We also learnt that customers are price elastic. That is, their demand is affected by the price of their plan. The customers who have more minutes, and consequently pay more, are more likely to churn. This is why we recommended that Orange begin a program that decreases the price per minute of calling for customers who have high monthly minutes. Receiving less money per minute once the customer passes a certain usage threshold is better than losing their business altogether.

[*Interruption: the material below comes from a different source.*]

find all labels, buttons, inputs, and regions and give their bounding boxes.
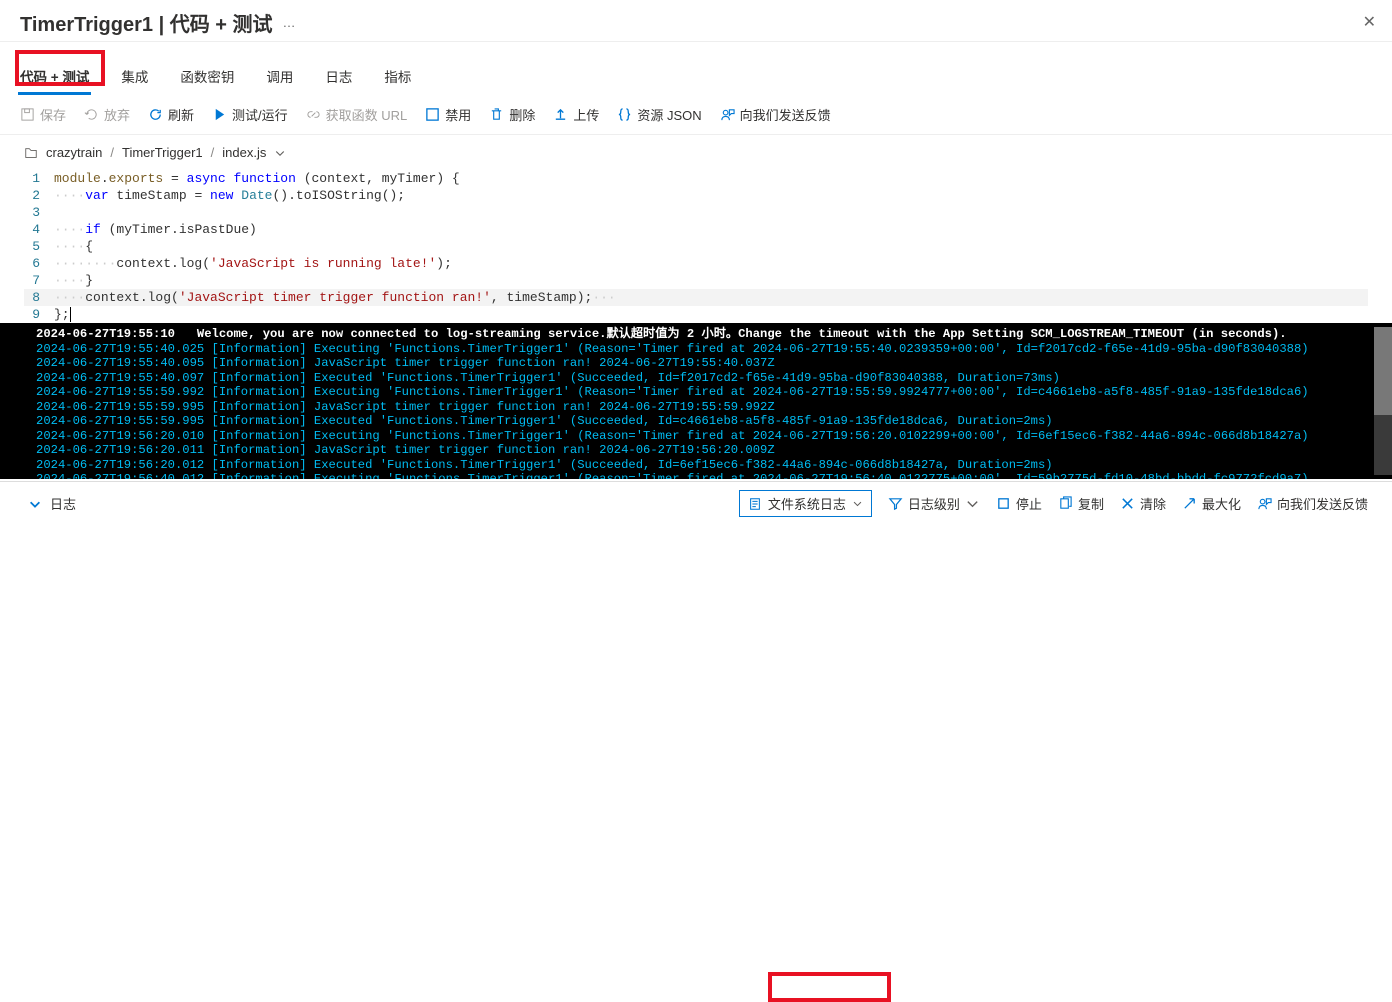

Overall, we learnt that customer churn can be primarily explained by a few factors: number of service calls, inclusion of voicemail feature, and number of minutes used. This means that there is strong potential for Orange to improve their churn rate by creating policies that focus on these key determinants of churn. Admittedly, our sample of customers was not that large, and it was focused on three regions in California. Thus, in the future, we would recommend that Orange replicate our analysis with a larger sample of customers so that they can design policies which limit preventable churn. There will always be some percentage of customers who will leave their plan, but our analysis shows that it is possible to identify why customers are leaving and to design policies to prevent them from doing so.